Tempo fa, circolava nei media la storia di una balena, la cosiddetta “balena 52-hertz”. Nuotava da sola negli oceani del mondo, emettendo un richiamo dal suono particolare. Secondo un esperto di balene, il richiamo del cetaceo diceva: “Ehi, sono qui!”, ma senza ricevere risposta. Sui blog, c'era chi esprimeva una strana affinità con quella che veniva percepita come la solitudine di questa balena, e qualcuno è persino arrivato a definire la solitudine “un'epidemia dei nostri tempi”.
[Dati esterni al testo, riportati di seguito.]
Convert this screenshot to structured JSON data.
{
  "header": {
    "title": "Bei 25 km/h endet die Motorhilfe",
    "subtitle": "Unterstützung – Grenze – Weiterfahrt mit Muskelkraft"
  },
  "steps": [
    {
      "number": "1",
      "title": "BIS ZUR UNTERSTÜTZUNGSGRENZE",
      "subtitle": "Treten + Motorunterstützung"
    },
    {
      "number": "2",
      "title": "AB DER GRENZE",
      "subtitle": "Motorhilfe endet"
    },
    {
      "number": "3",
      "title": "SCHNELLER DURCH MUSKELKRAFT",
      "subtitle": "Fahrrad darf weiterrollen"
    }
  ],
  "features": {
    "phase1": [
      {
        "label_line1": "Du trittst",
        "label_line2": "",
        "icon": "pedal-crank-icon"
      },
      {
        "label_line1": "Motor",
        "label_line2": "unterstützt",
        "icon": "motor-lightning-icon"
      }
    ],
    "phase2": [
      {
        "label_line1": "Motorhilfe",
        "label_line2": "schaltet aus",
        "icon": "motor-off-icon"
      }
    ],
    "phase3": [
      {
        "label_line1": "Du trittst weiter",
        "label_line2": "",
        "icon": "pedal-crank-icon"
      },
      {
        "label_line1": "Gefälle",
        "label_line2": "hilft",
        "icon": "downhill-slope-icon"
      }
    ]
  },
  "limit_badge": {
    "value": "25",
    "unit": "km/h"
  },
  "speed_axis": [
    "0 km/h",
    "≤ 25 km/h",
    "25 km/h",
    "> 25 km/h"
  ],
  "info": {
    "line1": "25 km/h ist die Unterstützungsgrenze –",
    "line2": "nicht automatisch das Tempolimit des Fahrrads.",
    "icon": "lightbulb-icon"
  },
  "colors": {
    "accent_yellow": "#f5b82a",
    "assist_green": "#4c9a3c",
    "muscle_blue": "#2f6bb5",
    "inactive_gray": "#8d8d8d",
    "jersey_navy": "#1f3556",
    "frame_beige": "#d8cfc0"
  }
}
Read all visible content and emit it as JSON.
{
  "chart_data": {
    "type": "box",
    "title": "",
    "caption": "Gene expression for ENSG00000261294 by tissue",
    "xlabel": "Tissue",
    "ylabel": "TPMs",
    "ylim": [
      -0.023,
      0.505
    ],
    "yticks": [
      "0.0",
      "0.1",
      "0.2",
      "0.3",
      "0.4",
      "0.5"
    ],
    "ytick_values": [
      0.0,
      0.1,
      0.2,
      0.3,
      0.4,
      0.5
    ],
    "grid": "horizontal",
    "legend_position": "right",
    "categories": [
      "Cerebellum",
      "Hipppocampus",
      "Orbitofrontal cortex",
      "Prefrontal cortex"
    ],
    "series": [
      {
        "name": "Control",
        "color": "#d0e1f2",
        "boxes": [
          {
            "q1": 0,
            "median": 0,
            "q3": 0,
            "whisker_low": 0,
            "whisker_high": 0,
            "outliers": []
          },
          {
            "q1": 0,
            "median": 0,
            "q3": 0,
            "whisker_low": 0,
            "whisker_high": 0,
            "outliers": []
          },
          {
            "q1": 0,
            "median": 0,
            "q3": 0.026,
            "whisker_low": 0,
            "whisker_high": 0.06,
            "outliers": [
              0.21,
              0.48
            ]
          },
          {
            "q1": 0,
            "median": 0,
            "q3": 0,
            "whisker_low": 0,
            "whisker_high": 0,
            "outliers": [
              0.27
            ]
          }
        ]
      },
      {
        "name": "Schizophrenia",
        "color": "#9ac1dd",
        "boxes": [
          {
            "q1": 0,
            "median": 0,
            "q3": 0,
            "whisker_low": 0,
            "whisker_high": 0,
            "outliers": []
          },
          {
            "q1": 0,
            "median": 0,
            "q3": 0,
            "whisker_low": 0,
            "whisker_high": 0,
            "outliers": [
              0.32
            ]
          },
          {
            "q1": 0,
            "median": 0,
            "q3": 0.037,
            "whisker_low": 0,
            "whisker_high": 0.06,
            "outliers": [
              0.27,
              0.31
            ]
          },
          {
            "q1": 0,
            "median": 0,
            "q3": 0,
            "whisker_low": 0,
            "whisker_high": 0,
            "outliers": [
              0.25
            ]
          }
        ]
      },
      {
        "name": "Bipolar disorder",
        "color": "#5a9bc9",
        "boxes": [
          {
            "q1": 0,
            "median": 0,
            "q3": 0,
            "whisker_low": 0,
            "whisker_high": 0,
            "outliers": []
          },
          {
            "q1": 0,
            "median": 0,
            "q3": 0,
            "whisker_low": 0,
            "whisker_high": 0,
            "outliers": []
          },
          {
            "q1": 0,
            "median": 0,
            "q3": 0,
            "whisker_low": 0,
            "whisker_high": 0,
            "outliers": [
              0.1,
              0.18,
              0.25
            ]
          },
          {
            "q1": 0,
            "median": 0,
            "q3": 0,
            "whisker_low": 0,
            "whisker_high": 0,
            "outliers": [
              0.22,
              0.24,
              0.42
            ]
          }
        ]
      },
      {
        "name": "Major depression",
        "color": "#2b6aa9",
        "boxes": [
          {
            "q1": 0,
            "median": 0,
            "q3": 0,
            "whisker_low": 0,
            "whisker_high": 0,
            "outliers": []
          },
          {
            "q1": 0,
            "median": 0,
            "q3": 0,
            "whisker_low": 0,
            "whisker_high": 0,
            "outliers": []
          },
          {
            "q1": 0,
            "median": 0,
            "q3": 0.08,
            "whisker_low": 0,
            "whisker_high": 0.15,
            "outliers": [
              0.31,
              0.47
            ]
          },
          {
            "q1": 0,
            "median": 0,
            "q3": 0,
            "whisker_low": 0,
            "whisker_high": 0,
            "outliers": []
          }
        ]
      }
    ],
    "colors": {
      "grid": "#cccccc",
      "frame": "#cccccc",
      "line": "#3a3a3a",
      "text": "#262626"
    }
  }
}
Ma esiste un rimedio bello e pratico alla solitudine. Nella Scienza Cristiana, arriviamo a comprendere che la vita non è frammentata. È infinita, continua. Quando lo comprendiamo, iniziamo a sentire il calore dell'Amore divino e universale che è Dio. Nel momento in cui percepiamo anche solo un barlume di spiritualità, l’impressione di essere separati da Dio scompare. La Vita è Spirito, entrambi termini che definiscono Dio, e, quali esseri spirituali, non siamo mai soli. Ciascuno di noi possiede un senso spirituale ben definito – si potrebbe dire un istinto spirituale – che avverte in modo innato l'unicità dell'essere, la santità della connessione divina. Nella Bibbia, Paolo dice: “Difatti, in lui viviamo, ci moviamo e siamo”.
Lo Spirito unico è davvero la nostra casa. È l'unica origine dell'essere per ogni singola idea nel suo glorioso universo, e la Sua creazione è caratterizzata da legami ininterrotti, collegamenti densi di significato, forti connessioni vitali. Mary Baker Eddy sapeva bene come connettersi con la causa ultima dell'essere. Ecco cosa scrisse: “Dovete solo mantenere un senso scientifico, positivo di unità con la vostra fonte divina e dimostrarlo quotidianamente”.
La solitudine e la separazione vengono superate quando siamo pronti ad aprirci alla nostra unità ininterrotta con lo Spirito, che è più vasto e potente dell'oceano. Apparteniamo davvero a Dio. E questo può significare solo una cosa per noi e per tutto ciò che esiste nel mondo di Dio: mai più soli.